8th Grader Teaches Math for a Month in Underfunded Detroit School

Public schools are supposed to provide the youth of America with education and training to ensure that they have opportunities to succeed, survive, and thrive as adults. Unfortunately, public schools are very much not equal, and while students in rich districts may have all kinds of special activities and opportunities, kids in poorer districts often lack basic essentials like books and supplies.

According to the Herald Tribune, now several Detroit students have filed a lawsuit against Michigan Governor Rick Snyder and other state education officials on the grounds that several of the lowest-performing schools in the district are being operated in “slum-like conditions,” and they lack basic supplies like pencils, paper, and even toilet paper. In some cases, they even lack teachers.

According to the lawsuit, last year the man who taught 7th- and 8th-grade math at Hamilton Academy, a Detroit-area charter school, quit his job. He reportedly left because he could no longer deal with the frustration of enormous class sizes–some classes in the schools are reportedly stuffed with up to 50 kids, all squashed together in one room–and no support from the school, and when he left things certainly did not get better.
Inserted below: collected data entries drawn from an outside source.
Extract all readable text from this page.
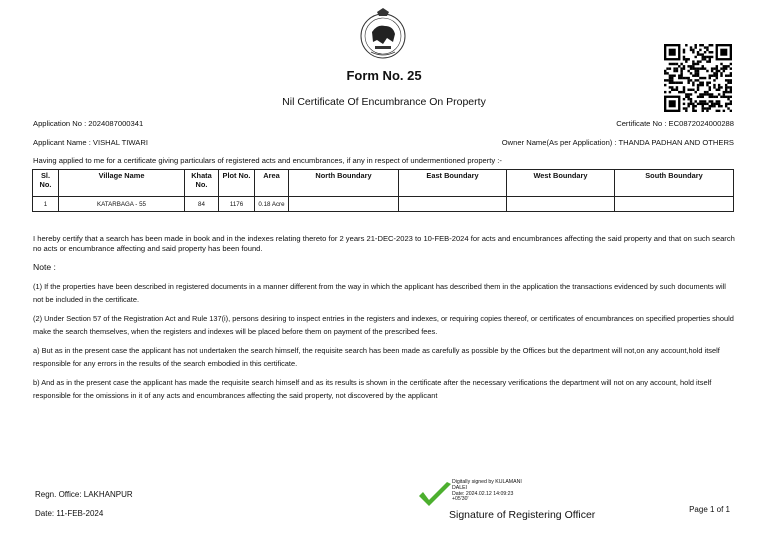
Form No. 25
Nil Certificate Of Encumbrance On Property
Application No : 2024087000341	Certificate No : EC0872024000288
Applicant Name : VISHAL TIWARI	Owner Name(As per Application) : THANDA PADHAN AND OTHERS
Having applied to me for a certificate giving particulars of registered acts and encumbrances, if any in respect of undermentioned property :-
Sl. No.	Village Name	Khata No.	Plot No.	Area	North Boundary	East Boundary	West Boundary	South Boundary
1	KATARBAGA - 55	84	1176	0.18 Acre				
I hereby certify that a search has been made in book and in the indexes relating thereto for 2 years 21-DEC-2023 to 10-FEB-2024 for acts and encumbrances affecting the said property and that on such search no acts or encumbrance affecting and said property has been found.
Note :
(1) If the properties have been described in registered documents in a manner different from the way in which the applicant has described them in the application the transactions evidenced by such documents will not be included in the certificate.
(2) Under Section 57 of the Registration Act and Rule 137(i), persons desiring to inspect entries in the registers and indexes, or requiring copies thereof, or certificates of encumbrances on specified properties should make the search themselves, when the registers and indexes will be placed before them on payment of the prescribed fees.
a) But as in the present case the applicant has not undertaken the search himself, the requisite search has been made as carefully as possible by the Offices but the department will not,on any account,hold itself responsible for any errors in the results of the search embodied in this certificate.
b) And as in the present case the applicant has made the requisite search himself and as its results is shown in the certificate after the necessary verifications the department will not on any account, hold itself responsible for the omissions in it of any acts and encumbrances affecting the said property, not discovered by the applicant
Regn. Office: LAKHANPUR
Date: 11-FEB-2024
Digitally signed by KULAMANI
DALEI
Date: 2024.02.12 14:09:23
+05'30'
Signature of Registering Officer	Page 1 of 1
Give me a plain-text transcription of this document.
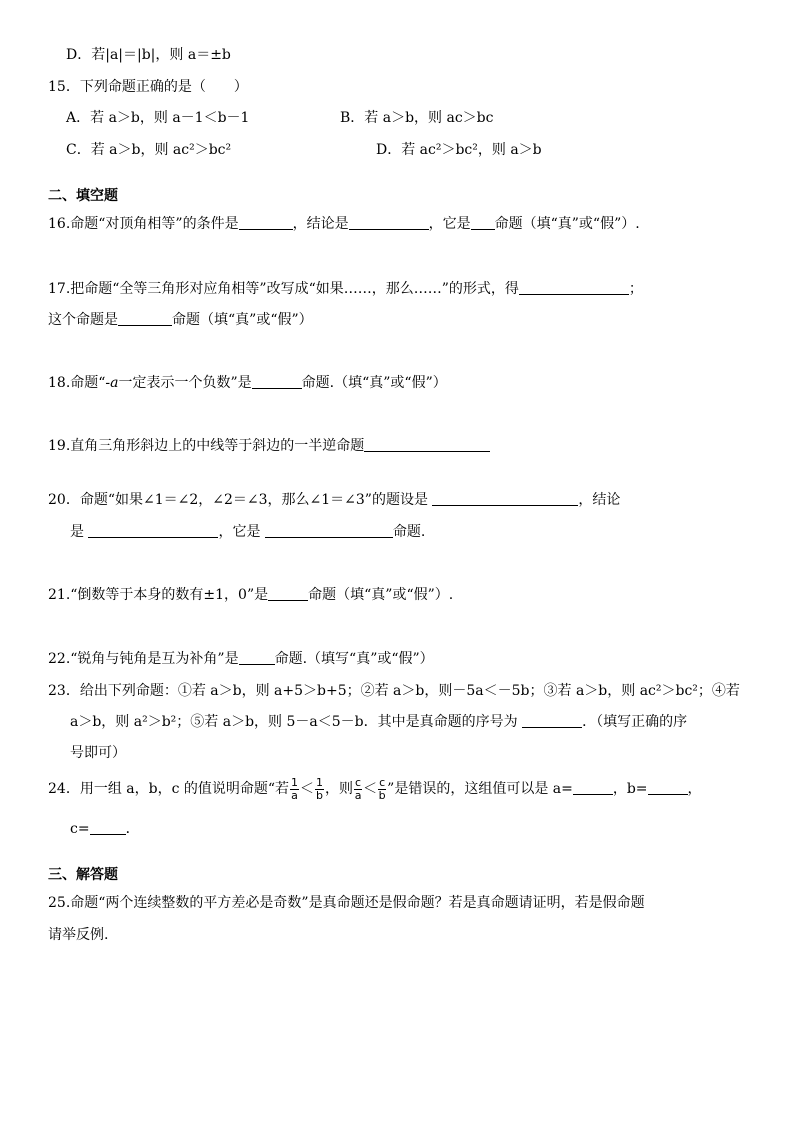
D．若|a|＝|b|，则 a＝±b
15．下列命题正确的是（　　）
A．若 a＞b，则 a－1＜b－1	B．若 a＞b，则 ac＞bc
C．若 a＞b，则 ac²＞bc²	D．若 ac²＞bc²，则 a＞b
二、填空题
16.命题“对顶角相等”的条件是	，结论是	，它是 命题（填“真”或“假”）.
17.把命题“全等三角形对应角相等”改写成“如果……，那么……”的形式，得	；
这个命题是	命题（填“真”或“假”）
18.命题“-a一定表示一个负数”是	命题.（填“真”或“假”）
19.直角三角形斜边上的中线等于斜边的一半逆命题
20．命题“如果∠1＝∠2，∠2＝∠3，那么∠1＝∠3”的题设是	，结论
是	，它是	命题.
21.“倒数等于本身的数有±1，0”是	命题（填“真”或“假”）.
22.“锐角与钝角是互为补角”是	命题.（填写“真”或“假”）
23．给出下列命题：①若 a＞b，则 a+5＞b+5；②若 a＞b，则－5a＜－5b；③若 a＞b，则 ac²＞bc²；④若
a＞b，则 a²＞b²；⑤若 a＞b，则 5－a＜5－b．其中是真命题的序号为	．（填写正确的序
号即可）
24．用一组 a，b，c 的值说明命题“若 $\frac{1}{a} < \frac{1}{b}$ ，则 $\frac{c}{a} < \frac{c}{b}$ ”是错误的，这组值可以是 a=	，b=	，
c=	．
三、解答题
25.命题“两个连续整数的平方差必是奇数”是真命题还是假命题？若是真命题请证明，若是假命题
请举反例.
The school actually completely failed to find a replacement, and for the next month the “highest performing” 8th grader just took over teaching both seventh and eighth grade math. And that was a job so demanding and frustrating that an adult professional quit in frustration. That’s unfair to that student, and to the other students in the classroom.

Ninety-seven percent of the students in the schools named in the lawsuit are low-income students of color, and the lawsuit maintains that the state has utterly failed in its job of educating them. According to the lawsuit, the state’s failure to maintain an adequate school environment has effectively doomed the kids in those schools to a “separate and unequal” future, and that they lack “the level of literacy necessary to function.”

The students’ lawsuit presents a bleak picture. It’s hard to imagine how anyone could be expected to learn in the kind of environment they describe, and these schools serve a lot of students. The Detroit Public Schools Community District is the largest public school district in Detroit and serves approximately 50,000 students.